For if one State makes a law to prohibit foreign goods of any kind, or to draw a revenue, from any imposition upon such goods, another State is sure to take the advantage, and to admit such goods free of costs. By this means it is well known how the trade of Massachusetts is gone to Connecticut, and that for want of a revenue, our own State taxes are increased.

In the 20th century, the Commerce Clause has been interpreted broadly enough to make the regulatory power of the federal government virtually limitless. The Supreme Court has ruled, for example, that even a crop both grown and consumed on a landowner's own farm or field is subject to regulation as interstate commerce. (See Wickard v. Filburn, 1942 and Gonzalez v. Raich, 2005.)
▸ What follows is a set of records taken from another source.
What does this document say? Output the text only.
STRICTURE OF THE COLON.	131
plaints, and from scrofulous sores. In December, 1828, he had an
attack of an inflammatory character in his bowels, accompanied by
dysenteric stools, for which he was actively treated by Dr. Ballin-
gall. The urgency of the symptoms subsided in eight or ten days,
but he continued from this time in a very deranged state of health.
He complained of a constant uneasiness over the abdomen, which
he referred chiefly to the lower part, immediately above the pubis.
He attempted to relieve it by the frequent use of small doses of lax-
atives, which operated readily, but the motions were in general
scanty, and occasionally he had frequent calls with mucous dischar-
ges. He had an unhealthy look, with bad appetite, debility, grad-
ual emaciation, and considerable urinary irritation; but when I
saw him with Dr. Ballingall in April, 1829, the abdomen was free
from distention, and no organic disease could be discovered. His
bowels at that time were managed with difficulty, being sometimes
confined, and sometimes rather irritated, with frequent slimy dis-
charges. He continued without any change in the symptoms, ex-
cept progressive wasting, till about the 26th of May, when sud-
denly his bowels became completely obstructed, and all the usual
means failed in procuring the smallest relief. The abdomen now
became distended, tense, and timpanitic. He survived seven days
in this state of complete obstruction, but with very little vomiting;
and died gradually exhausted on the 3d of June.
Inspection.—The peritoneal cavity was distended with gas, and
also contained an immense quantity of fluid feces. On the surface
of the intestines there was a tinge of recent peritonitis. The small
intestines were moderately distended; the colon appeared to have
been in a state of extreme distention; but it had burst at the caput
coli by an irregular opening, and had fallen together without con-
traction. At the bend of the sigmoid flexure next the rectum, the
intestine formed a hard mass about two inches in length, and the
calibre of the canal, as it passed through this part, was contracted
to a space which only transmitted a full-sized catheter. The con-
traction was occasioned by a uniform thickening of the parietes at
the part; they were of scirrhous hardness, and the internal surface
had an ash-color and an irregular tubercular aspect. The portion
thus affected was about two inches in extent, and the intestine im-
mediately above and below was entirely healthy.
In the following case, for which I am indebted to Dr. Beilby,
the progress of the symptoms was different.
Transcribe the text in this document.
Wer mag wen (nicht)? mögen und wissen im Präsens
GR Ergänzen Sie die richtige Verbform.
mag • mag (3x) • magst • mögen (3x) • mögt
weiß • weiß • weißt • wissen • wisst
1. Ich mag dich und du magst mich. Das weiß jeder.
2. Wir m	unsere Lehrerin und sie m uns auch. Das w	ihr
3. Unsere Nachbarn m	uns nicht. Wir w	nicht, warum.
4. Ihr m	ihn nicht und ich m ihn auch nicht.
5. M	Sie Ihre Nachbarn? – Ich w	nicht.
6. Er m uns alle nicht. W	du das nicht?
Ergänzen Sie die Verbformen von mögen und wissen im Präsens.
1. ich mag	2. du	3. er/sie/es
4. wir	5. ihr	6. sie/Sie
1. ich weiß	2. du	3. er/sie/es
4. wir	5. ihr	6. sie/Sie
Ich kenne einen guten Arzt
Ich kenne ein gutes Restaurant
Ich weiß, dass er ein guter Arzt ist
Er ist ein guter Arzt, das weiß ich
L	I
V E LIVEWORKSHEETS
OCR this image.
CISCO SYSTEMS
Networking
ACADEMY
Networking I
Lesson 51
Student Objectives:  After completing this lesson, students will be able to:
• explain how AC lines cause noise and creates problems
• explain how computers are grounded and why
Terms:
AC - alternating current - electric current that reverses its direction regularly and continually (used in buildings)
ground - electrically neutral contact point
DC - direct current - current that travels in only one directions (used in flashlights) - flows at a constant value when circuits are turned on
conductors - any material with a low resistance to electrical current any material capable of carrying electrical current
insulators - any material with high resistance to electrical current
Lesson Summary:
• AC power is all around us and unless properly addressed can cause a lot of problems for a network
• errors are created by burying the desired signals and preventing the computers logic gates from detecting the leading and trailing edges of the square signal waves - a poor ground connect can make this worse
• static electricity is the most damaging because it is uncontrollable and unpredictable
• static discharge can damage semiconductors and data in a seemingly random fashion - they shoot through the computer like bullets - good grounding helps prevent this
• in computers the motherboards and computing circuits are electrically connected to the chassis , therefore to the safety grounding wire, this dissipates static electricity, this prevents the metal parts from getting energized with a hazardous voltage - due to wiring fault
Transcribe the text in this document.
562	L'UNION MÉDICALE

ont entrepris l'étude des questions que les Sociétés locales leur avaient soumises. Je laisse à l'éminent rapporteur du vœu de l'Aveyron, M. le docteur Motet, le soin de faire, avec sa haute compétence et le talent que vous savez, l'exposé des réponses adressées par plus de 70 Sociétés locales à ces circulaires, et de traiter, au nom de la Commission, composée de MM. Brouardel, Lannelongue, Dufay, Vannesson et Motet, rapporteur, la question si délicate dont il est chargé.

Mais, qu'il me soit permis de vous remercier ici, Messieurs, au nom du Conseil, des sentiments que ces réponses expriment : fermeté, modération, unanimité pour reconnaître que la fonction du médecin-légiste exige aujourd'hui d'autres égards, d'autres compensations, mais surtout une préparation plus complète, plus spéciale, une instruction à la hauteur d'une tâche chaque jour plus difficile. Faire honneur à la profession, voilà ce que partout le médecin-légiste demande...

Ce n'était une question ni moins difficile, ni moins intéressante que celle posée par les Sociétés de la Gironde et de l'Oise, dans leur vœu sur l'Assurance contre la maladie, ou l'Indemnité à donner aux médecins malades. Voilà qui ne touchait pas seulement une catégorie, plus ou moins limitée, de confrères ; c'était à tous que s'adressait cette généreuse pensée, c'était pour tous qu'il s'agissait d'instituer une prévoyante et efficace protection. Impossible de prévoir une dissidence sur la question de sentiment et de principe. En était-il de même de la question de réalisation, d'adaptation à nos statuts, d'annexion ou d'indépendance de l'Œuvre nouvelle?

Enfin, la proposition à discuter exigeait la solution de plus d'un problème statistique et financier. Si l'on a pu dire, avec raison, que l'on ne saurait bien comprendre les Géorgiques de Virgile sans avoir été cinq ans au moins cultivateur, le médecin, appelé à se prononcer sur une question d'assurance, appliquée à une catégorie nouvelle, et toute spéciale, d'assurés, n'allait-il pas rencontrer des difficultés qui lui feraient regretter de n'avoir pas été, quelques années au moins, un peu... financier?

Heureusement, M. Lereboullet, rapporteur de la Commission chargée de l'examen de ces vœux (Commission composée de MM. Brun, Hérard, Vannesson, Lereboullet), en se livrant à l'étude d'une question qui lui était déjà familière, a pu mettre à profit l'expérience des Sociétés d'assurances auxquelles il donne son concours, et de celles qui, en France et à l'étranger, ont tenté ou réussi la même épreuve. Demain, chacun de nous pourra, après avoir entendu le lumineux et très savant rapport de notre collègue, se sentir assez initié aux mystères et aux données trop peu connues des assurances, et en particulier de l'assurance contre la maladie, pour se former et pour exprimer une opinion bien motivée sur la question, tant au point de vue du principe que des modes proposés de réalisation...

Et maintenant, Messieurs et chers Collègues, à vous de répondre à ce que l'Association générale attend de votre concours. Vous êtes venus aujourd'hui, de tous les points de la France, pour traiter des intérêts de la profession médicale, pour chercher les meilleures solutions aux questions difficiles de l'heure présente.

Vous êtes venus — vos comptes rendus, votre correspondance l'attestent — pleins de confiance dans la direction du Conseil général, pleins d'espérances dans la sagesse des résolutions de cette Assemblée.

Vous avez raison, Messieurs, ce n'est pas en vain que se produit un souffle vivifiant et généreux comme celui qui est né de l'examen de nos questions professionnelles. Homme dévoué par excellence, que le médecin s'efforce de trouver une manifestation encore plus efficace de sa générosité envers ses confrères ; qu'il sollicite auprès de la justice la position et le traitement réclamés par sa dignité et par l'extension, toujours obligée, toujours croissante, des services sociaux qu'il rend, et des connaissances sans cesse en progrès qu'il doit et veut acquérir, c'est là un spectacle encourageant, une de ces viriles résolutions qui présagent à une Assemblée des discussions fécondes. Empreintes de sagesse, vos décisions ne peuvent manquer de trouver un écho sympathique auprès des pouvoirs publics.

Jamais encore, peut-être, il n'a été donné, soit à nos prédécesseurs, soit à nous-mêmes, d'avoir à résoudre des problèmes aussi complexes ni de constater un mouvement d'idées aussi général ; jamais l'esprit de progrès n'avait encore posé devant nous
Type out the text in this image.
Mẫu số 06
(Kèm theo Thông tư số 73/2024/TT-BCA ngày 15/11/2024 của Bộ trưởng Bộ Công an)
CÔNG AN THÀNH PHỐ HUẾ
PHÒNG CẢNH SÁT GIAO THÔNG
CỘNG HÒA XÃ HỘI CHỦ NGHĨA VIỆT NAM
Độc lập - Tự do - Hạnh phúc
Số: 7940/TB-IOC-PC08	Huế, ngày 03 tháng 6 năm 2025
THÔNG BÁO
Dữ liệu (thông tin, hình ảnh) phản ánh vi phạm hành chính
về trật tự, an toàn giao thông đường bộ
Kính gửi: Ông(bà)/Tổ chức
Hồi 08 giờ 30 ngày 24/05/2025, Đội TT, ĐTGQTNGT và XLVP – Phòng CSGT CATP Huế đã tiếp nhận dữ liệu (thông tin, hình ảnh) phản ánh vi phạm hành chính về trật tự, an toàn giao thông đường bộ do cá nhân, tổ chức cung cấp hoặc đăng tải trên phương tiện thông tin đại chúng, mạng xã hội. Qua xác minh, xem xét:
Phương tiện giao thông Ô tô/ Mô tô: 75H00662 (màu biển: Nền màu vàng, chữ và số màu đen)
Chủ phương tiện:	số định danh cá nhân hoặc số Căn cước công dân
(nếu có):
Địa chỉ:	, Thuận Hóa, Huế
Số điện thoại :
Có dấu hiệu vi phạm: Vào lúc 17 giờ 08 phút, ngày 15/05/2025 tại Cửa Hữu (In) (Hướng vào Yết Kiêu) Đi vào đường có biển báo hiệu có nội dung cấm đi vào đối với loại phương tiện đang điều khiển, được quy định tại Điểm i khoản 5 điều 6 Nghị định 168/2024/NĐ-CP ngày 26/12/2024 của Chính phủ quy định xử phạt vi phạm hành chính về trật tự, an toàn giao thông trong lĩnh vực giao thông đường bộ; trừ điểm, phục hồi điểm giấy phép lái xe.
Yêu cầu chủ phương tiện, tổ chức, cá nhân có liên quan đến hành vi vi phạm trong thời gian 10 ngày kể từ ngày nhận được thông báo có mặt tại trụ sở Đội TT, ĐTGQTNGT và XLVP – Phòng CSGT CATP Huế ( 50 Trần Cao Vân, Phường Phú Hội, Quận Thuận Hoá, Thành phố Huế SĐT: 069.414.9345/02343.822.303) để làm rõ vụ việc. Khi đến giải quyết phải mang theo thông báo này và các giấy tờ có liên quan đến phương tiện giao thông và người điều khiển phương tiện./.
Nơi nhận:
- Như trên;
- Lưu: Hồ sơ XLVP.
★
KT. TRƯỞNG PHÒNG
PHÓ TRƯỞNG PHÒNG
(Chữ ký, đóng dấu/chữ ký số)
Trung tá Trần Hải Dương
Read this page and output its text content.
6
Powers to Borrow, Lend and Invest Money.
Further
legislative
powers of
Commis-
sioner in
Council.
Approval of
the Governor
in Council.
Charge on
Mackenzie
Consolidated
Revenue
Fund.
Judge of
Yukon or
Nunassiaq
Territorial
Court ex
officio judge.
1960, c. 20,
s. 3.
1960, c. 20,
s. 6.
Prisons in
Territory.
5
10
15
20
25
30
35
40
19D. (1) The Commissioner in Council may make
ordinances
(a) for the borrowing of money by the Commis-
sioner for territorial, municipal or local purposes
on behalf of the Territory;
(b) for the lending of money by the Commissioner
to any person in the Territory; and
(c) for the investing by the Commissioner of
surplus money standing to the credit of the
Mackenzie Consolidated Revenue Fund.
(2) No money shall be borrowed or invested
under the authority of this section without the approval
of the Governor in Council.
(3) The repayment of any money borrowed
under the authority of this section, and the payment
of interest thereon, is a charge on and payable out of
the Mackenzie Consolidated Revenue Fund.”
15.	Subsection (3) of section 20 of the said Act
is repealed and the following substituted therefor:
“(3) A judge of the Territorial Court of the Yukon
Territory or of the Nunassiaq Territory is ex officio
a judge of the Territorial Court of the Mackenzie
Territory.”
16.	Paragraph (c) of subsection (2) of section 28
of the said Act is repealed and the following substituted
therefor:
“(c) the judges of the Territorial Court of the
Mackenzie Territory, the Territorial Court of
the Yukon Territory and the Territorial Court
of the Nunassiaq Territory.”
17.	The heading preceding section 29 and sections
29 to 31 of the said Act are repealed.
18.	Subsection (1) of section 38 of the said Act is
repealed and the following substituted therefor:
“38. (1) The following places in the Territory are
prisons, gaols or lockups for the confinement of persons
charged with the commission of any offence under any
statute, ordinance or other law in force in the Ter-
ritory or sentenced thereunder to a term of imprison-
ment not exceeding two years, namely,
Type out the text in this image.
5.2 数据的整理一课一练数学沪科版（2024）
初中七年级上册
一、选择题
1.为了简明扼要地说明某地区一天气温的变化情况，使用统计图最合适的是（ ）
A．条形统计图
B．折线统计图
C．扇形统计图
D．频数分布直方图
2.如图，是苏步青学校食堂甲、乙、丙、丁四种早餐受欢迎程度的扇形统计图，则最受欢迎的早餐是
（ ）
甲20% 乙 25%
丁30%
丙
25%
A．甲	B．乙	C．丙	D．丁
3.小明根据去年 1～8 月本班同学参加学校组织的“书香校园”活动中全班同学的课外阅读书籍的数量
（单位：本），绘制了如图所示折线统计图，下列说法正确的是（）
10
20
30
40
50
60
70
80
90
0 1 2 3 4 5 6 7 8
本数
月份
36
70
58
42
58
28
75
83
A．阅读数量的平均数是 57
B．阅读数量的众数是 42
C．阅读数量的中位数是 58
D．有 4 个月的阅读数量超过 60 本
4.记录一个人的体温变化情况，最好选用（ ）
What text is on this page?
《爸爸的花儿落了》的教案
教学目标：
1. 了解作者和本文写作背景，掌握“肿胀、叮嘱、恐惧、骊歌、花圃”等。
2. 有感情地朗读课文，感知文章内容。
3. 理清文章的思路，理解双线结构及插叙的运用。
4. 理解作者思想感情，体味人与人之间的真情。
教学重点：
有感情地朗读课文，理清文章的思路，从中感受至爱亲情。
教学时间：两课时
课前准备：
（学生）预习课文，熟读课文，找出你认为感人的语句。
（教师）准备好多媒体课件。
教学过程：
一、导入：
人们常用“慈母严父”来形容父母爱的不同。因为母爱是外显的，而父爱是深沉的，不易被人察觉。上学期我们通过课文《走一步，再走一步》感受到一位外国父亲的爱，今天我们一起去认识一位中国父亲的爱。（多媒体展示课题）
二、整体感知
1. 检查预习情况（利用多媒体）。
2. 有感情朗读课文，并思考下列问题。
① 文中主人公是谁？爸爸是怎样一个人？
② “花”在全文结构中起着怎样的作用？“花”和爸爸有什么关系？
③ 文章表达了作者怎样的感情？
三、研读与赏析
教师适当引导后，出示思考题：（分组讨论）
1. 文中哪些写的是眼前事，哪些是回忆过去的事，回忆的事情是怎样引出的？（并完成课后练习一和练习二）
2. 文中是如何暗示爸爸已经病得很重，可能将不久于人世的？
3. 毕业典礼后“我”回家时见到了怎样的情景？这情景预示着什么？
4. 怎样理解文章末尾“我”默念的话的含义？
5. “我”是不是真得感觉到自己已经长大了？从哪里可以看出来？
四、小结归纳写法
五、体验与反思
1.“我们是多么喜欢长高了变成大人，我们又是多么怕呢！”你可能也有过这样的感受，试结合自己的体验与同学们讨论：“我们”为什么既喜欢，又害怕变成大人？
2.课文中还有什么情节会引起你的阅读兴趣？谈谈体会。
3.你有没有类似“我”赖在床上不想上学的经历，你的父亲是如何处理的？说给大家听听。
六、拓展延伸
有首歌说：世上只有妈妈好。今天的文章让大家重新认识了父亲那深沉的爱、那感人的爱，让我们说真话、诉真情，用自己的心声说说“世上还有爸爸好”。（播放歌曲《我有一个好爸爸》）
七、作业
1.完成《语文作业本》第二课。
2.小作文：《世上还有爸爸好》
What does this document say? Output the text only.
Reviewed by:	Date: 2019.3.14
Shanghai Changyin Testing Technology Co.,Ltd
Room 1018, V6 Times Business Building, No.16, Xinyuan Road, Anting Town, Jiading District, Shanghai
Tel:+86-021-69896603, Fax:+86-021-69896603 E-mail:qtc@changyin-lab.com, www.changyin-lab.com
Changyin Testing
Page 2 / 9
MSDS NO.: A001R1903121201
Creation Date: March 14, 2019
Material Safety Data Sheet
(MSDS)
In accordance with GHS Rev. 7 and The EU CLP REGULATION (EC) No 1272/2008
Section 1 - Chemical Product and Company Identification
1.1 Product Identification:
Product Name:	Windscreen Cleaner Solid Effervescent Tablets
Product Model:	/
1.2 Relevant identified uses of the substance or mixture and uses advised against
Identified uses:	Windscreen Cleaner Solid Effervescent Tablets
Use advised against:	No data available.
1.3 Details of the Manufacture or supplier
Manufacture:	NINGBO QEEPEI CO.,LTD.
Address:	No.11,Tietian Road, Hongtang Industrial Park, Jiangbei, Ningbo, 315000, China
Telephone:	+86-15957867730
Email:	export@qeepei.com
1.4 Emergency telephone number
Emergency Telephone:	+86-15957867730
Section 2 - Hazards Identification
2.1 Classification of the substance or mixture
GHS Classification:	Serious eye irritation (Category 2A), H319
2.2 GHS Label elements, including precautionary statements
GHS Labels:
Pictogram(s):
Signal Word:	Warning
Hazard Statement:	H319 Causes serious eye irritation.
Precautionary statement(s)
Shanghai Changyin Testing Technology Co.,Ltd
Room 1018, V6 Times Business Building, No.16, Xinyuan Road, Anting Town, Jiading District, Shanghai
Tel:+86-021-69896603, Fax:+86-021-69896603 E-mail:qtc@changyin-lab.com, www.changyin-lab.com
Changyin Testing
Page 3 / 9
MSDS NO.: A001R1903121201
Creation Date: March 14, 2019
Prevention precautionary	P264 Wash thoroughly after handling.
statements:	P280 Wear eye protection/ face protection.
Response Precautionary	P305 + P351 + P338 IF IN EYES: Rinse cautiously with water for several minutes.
Romney has defended the Massachusetts healthcare reform, while insisting that he opposes a "one size fits all" solution to healthcare problems for the entire country. But by preserving essential features of ObamaCare, he would ensure that healthcare would remain a federal program indefinitely, if not forever. And his enthusiasm for national healthcare transcends national as well as state boundaries. Speaking at a campaign fundraiser in Jerusalem this summer, Romney praised Israel's healthcare program:

Do you realize what health care spending is as a percentage of the G.D.P. in Israel? Eight percent. You spend eight percent of G.D.P. on health care. You're a pretty healthy nation. We spend 18 percent of our G.D.P. on health care, 10 percentage points more. That gap, that 10 percent cost, compare that with the size of our military — our military which is 4 percent, 4 percent. Our gap with Israel is 10 points of G.D.P. We have to find ways — not just to provide health care to more people, but to find ways to fund and manage our health care costs.

Israel has a universal healthcare system that includes an individual mandate, but chances are we won't hear Romney praising the Israeli approach to healthcare while he is promising to "repeal and replace" ObamaCare here in "the homeland."